Sematic Features

Local Orchestration

Sematic enables iterating on pipelines locally for easier development and debugging. Pipelines can run against a local or deployed metadata sever. The same code can then run at larger scale on a Kubernetes cluster.

Kubernetes Orchestration

Sematic can orchestrate large scale pipelines on Kubernetes clusters. Users can specify required resources on a per-function basis (GPUs, CPUs, memory, etc.) and leverage multiple nodes for distributed compute.

Web Dashboard

The Sematic web Dashboard lets users monitor pipelines, visualize artifacts and metrics, investigate failures, and collaborate with team mates. Pipelines can be replayed from the dashboard and results can be shared easily.

Python SDK

Sematic's lightweight Python SDK makes it extremely easy to convert arbitrary business logic into an orchestrated pipeline. In Sematic, everything is Python-centric: business logic, DAG definition, resource requirement, visualizations, etc.

Command Line Interface

The Sematic CLI lets users run pipelines, submit them to run on their cluster, list resources and configure Sematic.

Lineage Tracking

Sematic persists and tracks all assets pertaining to pipeline executions. Code, configuration, resources used, inputs and outputs of all functions. Sematic keeps a source of truth of all runs, enabling traceability and reproducibility.

Visualizations

Sematic displays all produced plots, images, configurations, dataframes, etc. in the web dashboard. Visualizations can be customized from the pipeline's Python code and then shared to team mates from the dashboard.

Dependency Packaging

At runtime, Sematic packages pipeline code and its dependencies (user code, Python dependencies, static libraries, hardware drivers, etc.) and ships it to the Kubernetes cluster. This ensures the fastest possible iteration loop to visualize results at scale.

Real-time Metrics

Sematic lets users log timeseries metrics from ongoing jobs and visualize them in real-time in the dashboard (e.g. loss curves, learning rates, etc.). This provides greater visibility into workloads for optimization and early stoppage.

Container logs

Sematic surfaces workloads container logs directly in the dashboard to accelerate debugging and increase observability.

Resource Customization

Each function in a Sematic pipeline can request custom resources (GPUs, CPUs, memory, Ray clusters, etc.). Sematic will dynamically allocate these resources at runtime and run the corresponding workloads.

Scalability

Sematic scales as much as the underlying Kubernetes on which it is deployed, enabling access to a large variety of VM types, GPUs, and hardware profiles. Workloads can also scale horizontally thanks to Sematic's Ray integration.
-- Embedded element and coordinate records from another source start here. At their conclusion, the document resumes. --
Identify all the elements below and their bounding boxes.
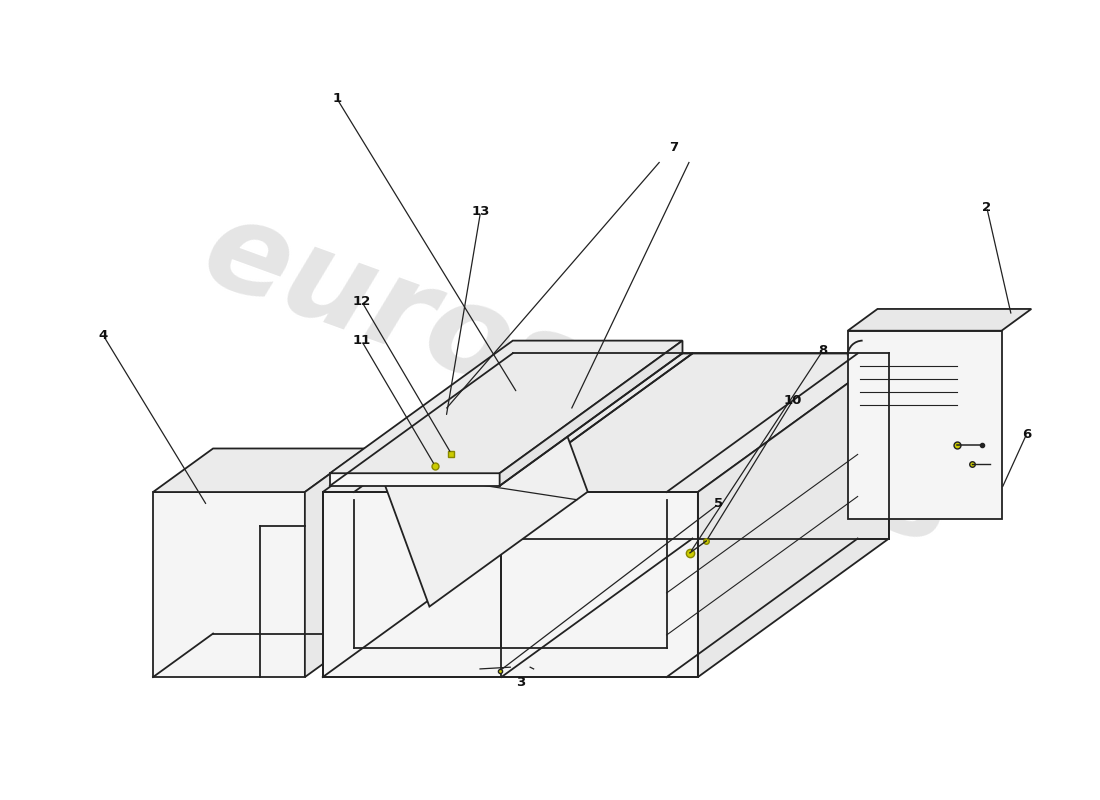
Polygon shape (153, 449, 365, 492)
Polygon shape (385, 370, 587, 606)
Text: 2: 2 (982, 201, 991, 214)
Polygon shape (848, 330, 1002, 518)
Polygon shape (330, 474, 499, 486)
Polygon shape (305, 449, 365, 677)
Text: 4: 4 (99, 329, 108, 342)
Polygon shape (330, 341, 682, 474)
Polygon shape (322, 354, 889, 492)
Text: a passion for parts since 1985: a passion for parts since 1985 (448, 426, 791, 571)
Text: 10: 10 (784, 394, 802, 406)
Text: 7: 7 (670, 141, 679, 154)
Text: 8: 8 (818, 344, 827, 357)
Polygon shape (153, 492, 305, 677)
Text: 3: 3 (516, 675, 525, 689)
Polygon shape (499, 341, 682, 486)
Text: 6: 6 (1022, 428, 1031, 441)
Text: 12: 12 (352, 294, 371, 307)
Text: 13: 13 (471, 206, 490, 218)
Polygon shape (697, 354, 889, 677)
Polygon shape (322, 492, 697, 677)
Polygon shape (848, 309, 1032, 330)
Text: eurospares: eurospares (188, 188, 971, 572)
Text: 11: 11 (352, 334, 371, 347)
Text: 5: 5 (714, 498, 724, 510)
Text: 1: 1 (332, 92, 341, 105)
Distributed Compute with Ray

Sematic integrates with Ray to let workloads spin Ray clusters up and down at runtime with only a few lines of code. This enables parallelized data processing and distributed training.

Function Caching

Sematic enables caching pipeline steps whose inputs are unchanged between runs. This can greatly accelerate development workflows and debugging sessions, and dramatically reduces resource usage and costs.

Function Retries

Sematic enables fault tolerant pipelines by catching transient failures and retrying workloads in order to optimize resource usage and costs. Never let a network failure crash a workload.

Collaboration with tags and notes

Sematic enables sharing results and collaboration with team members with run-specific notes and tags for better organization of workloads.